Début mars sera marqué par des élections législatives en Irak. Le 7 exactement, sept ans après la troisième guerre du Golfe. Ce solide reportage de Marc Berdugo brosse un tableau des enjeux actuels, marqués par les tensions entre les communautés sunnite (21 % de la population irakienne, pour la plupart répartie dans le centre du pays), chiite (52 %, principalement dans le sud du pays) et kurde (23 %, occupant le nord). Les gouvernements régionaux revenus sous la coupe du pouvoir central de Bagdad et la volonté de faire de l’attribution des concessions pétrolières une prérogative nationale pourraient bien modifier ces répartitions.

Concessions pétrolières : c’est bien de cela qu’il s’agit en Irak. Une affaire de pétrole, comme le montre ce reportage couvrant le pays en long, large, travers.

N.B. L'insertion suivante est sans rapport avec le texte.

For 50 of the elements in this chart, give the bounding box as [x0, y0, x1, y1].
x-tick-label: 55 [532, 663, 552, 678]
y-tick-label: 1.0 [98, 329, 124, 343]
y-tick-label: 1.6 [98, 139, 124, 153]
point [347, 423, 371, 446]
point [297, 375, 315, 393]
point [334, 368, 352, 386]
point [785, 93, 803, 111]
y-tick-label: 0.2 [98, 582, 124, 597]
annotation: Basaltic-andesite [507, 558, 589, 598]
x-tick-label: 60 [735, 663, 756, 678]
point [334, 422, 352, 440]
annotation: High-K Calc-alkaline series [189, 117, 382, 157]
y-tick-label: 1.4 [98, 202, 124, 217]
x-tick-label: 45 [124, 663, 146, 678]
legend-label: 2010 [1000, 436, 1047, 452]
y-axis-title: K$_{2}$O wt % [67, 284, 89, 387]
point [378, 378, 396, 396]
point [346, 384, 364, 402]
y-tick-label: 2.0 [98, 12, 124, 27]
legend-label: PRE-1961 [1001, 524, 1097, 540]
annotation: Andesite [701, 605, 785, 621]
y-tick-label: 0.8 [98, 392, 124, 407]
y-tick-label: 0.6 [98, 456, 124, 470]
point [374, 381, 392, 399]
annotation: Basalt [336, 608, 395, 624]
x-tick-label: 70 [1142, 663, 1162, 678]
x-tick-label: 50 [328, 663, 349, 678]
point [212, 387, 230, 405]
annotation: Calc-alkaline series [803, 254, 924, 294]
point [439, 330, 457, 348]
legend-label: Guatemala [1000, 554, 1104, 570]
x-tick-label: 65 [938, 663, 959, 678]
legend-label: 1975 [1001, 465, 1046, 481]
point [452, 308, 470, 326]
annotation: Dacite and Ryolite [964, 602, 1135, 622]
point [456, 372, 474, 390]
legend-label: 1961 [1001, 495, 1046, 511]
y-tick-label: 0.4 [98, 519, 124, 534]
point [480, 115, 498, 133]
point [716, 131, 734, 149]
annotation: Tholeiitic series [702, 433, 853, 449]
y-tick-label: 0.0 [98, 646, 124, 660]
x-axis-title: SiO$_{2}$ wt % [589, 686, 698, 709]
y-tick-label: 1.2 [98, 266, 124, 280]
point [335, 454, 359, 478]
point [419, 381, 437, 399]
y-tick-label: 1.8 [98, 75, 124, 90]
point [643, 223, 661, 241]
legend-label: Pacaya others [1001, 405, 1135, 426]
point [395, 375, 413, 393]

Au nord, à l’occasion de l’arrivée des Américains en 2003, les Kurdes ont mis la main sur la ville de Kirkouk, tandis que les Arabes réclament leur part d’or noir dans une perspective de redistribution ­équitable des hydrocarbures (sachant que Kirkouk représente 16 milliards de barils de pétrole de réserve. De quoi alimenter la France pendant vingt ans). De son côté, le Kurdistan irakien, attaché à son autonomie, courtisé par les investisseurs économiques, signe déjà des contrats importants avec des compagnies pétrolières étrangères, au grand dam du pouvoir central. Mais, surtout, 90 % des richesses de l’Irak proviennent du sud, de la province de Bassora, à majorité chiite. Le fleuve Chatt-el-Arab, longeant la frontière entre l’Irak et l’Iran, est le seul accès à la mer. Voie de communication prisée, donc, pour le pétrole principalement, directement accessible aux gros tankers pétroliers.

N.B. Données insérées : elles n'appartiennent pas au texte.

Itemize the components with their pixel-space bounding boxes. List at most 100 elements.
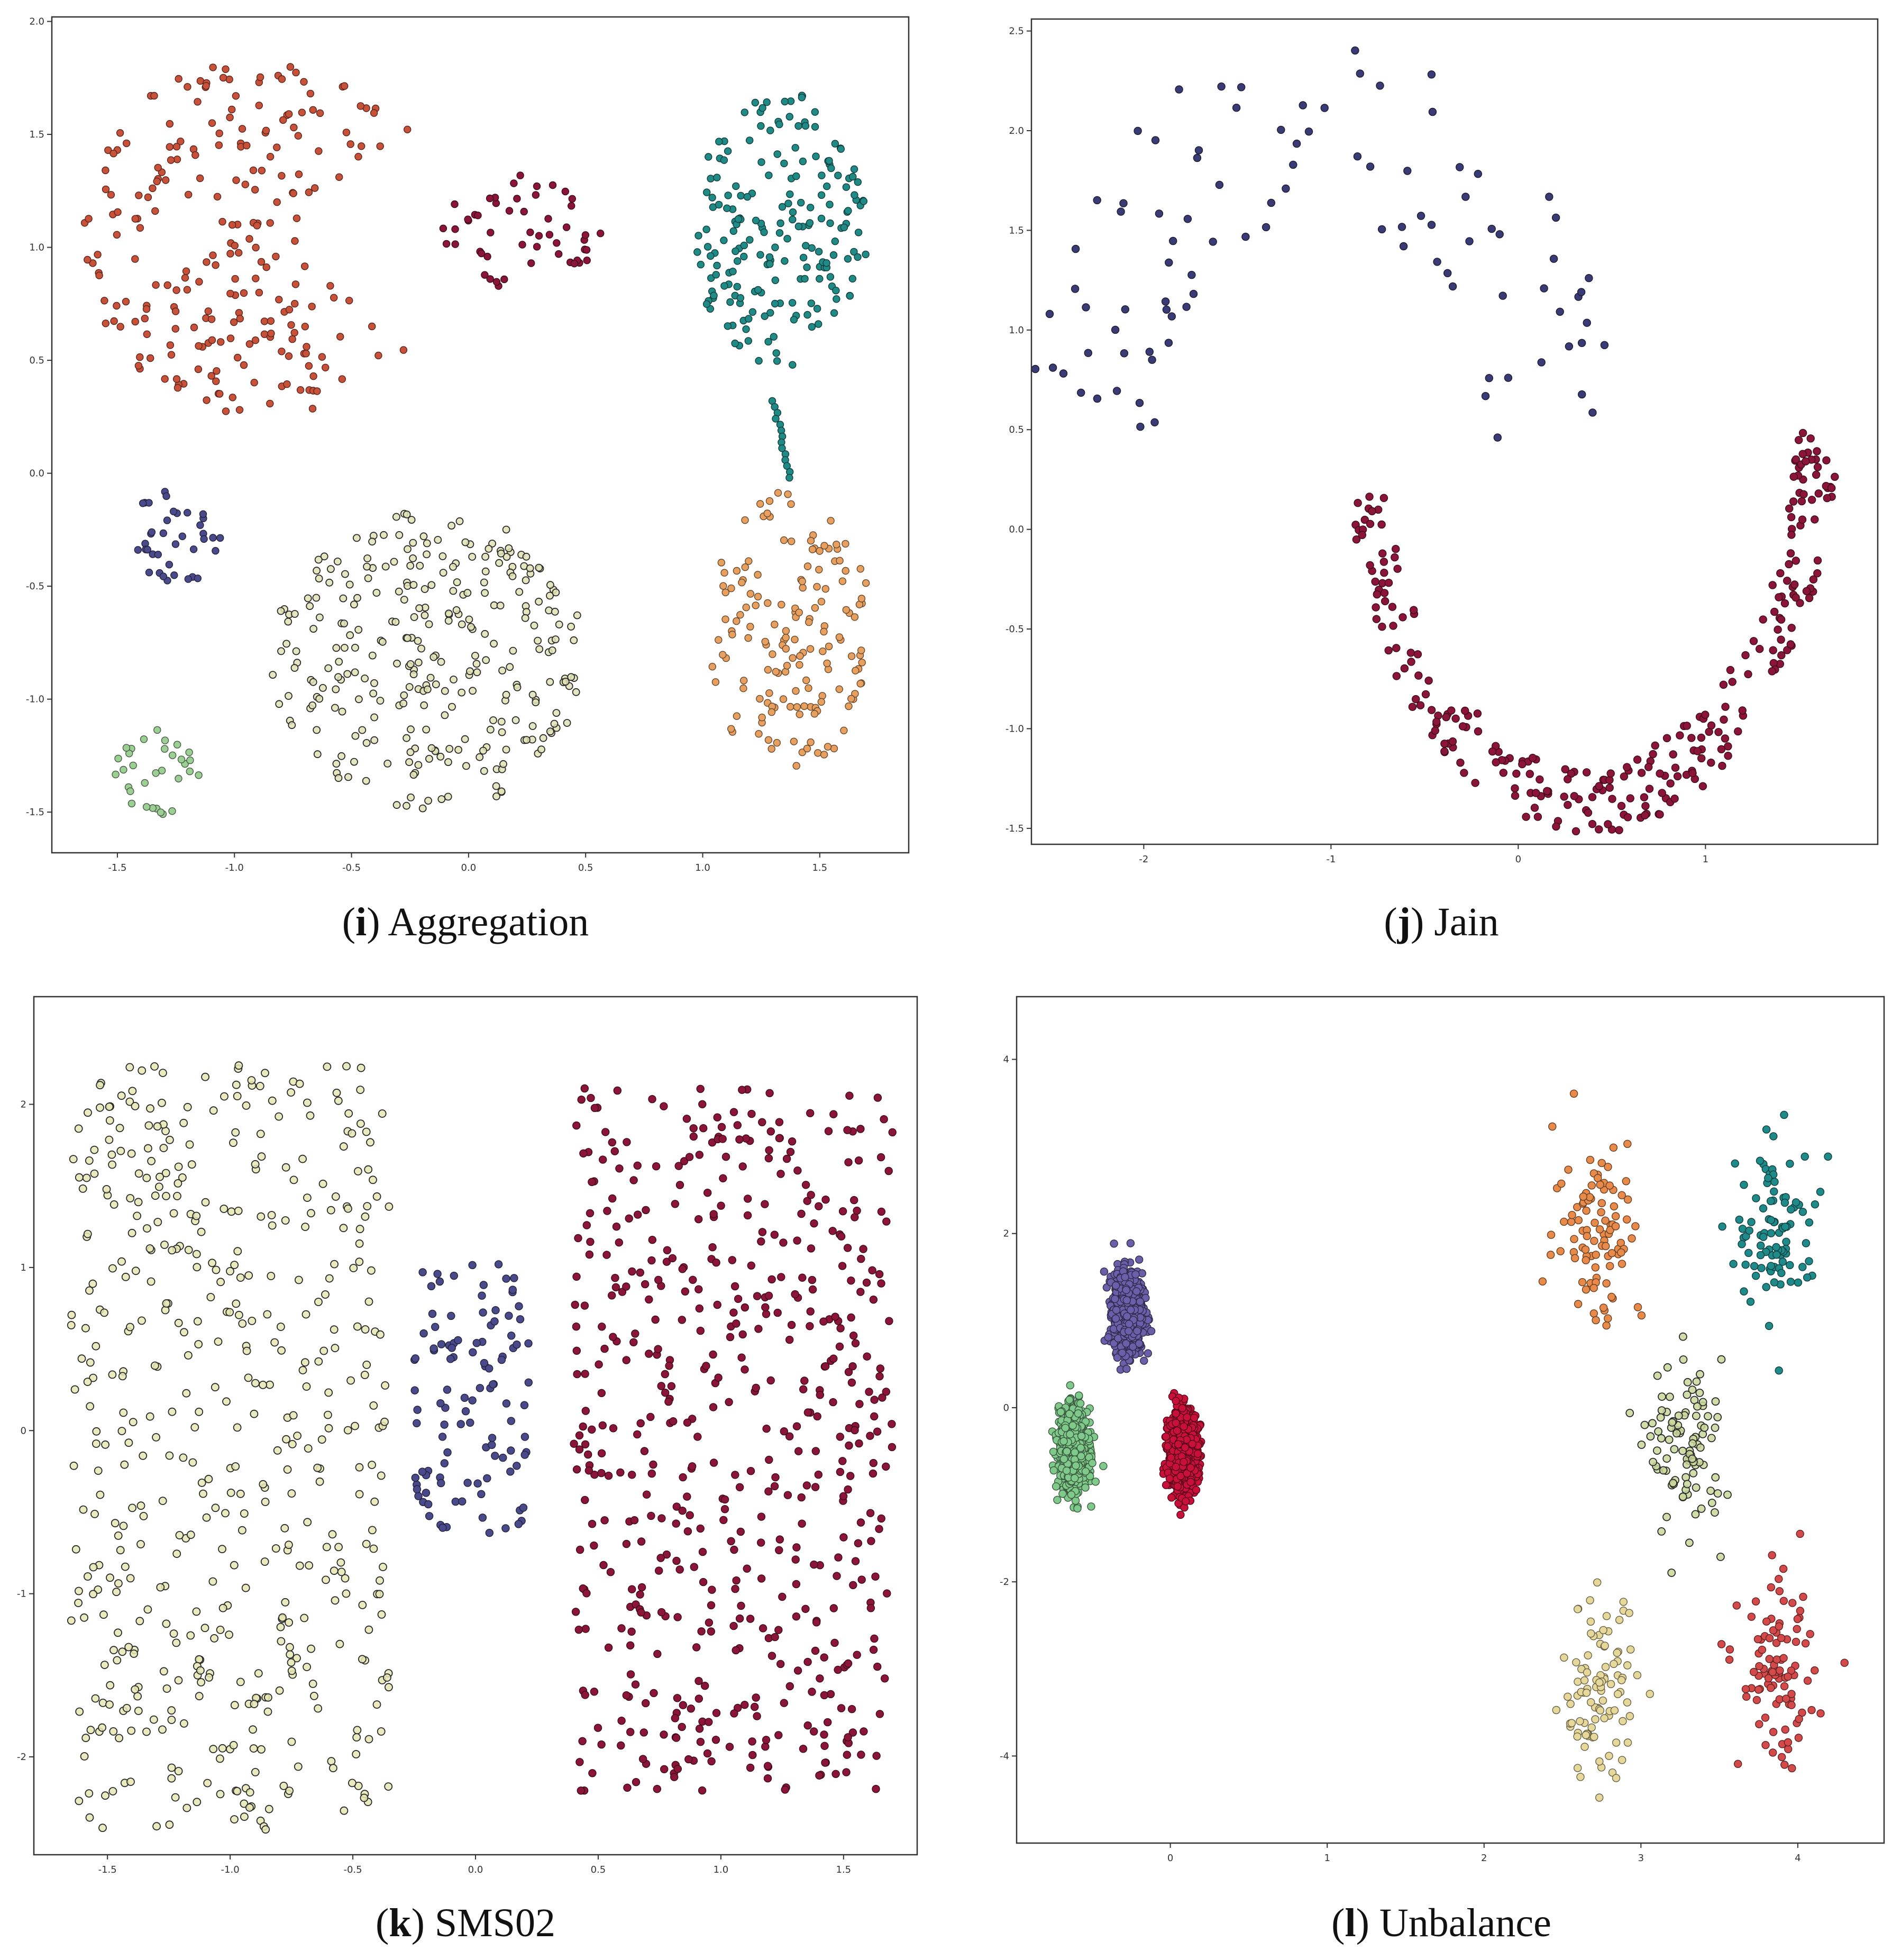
data-point [502,553,511,561]
data-point [355,695,363,704]
data-point [216,1625,225,1634]
data-point [598,1323,606,1331]
data-point [709,1403,718,1411]
data-point [432,680,440,689]
data-point [385,1202,394,1211]
x-tick-label: 1 [1703,854,1708,865]
data-point [173,1191,181,1200]
data-point [341,82,349,90]
data-point [1104,1333,1113,1342]
data-point [1110,1239,1118,1248]
data-point [77,1354,86,1363]
data-point [495,559,503,567]
data-point [787,537,796,545]
data-point [258,167,266,175]
data-point [488,1434,497,1442]
data-point [562,223,571,231]
data-point [1427,70,1436,79]
data-point [788,299,797,307]
data-point [466,667,474,676]
data-point [806,1109,815,1117]
data-point [765,1089,774,1098]
data-point [742,603,750,612]
data-point [216,1278,225,1287]
data-point [1707,721,1716,730]
data-point [1759,615,1767,624]
data-point [315,147,323,155]
data-point [337,752,345,760]
data-point [869,1458,878,1467]
data-point [1122,1296,1131,1305]
data-point [1626,794,1634,803]
data-point [285,1618,293,1627]
data-point [741,1303,750,1312]
data-point [318,353,326,361]
data-point [238,125,246,133]
data-point [1649,750,1657,759]
data-point [1473,709,1482,718]
data-point [1135,399,1144,407]
data-point [784,490,792,498]
data-point [782,627,790,635]
data-point [399,699,408,708]
data-point [567,623,575,631]
data-point [1122,1312,1131,1321]
data-point [293,1654,301,1663]
data-point [196,521,204,529]
data-point [820,751,828,759]
data-point [823,659,831,668]
y-tick-label: 0.0 [1009,524,1024,535]
data-point [173,741,181,749]
data-point [195,342,203,350]
data-point [1799,490,1808,498]
data-point [582,1221,591,1229]
data-point [108,1787,117,1795]
data-point [632,1777,641,1786]
data-point [207,372,215,380]
data-point [303,1098,312,1107]
data-point [303,1663,311,1672]
data-point [228,105,236,114]
data-point [673,1694,682,1702]
data-point [1741,651,1750,660]
data-point [819,1317,828,1326]
data-point [149,804,157,812]
data-point [636,1268,645,1277]
data-point [787,500,795,508]
data-point [251,186,259,194]
data-point [811,604,819,612]
data-point [581,1496,589,1505]
data-point [1721,703,1730,711]
data-point [572,1272,581,1281]
data-point [1670,794,1679,803]
data-point [637,1537,646,1546]
data-point [626,1728,635,1736]
data-point [732,1576,741,1585]
data-point [128,1087,137,1096]
data-point [689,1275,697,1284]
data-point [705,153,712,161]
cluster-5 [134,488,224,585]
data-point [172,1549,181,1558]
data-point [121,1272,130,1281]
data-point [1059,369,1068,378]
data-point [736,294,745,302]
data-point [471,652,479,660]
data-point [458,1497,467,1506]
data-point [506,1467,515,1476]
data-point [1068,1421,1077,1430]
data-point [136,224,144,232]
data-point [856,1518,865,1527]
data-point [717,559,726,567]
data-point [162,1299,171,1308]
data-point [767,745,775,753]
data-point [1570,792,1579,800]
data-point [1640,793,1649,801]
data-point [793,1166,802,1175]
data-point [848,1362,857,1371]
data-point [343,1426,352,1435]
data-point [485,545,493,553]
data-point [421,611,429,619]
data-point [764,599,772,607]
data-point [801,275,809,283]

Et si Bassora a violemment souffert de la première guerre du Golfe, en 1991, puis en 2003, le pouvoir local tient à ses intérêts. Du sud au nord, il appartient donc au ministère du Pétrole de décider de l’avenir. Un ministère courtisé, sollicité par Exxon Mobil, Shell, BP, Total, CNPC, vendu à la plus offrante des sociétés à valeur de hyènes. Et d’observer, dans ce reportage pédagogique, filmant les coulisses des négociations, combien, sept ans après la chute de Saddam Hussein, le retour à l’état de droit reste fragile en Irak. À la croisée des chemins, le pays se cherche un modèle. Fédéral et ultralibéral (à l’américaine), ou bien centralisé et sécuritaire (à l’iranienne). Du choix pourrait dépendre le départ définitif des troupes américaines.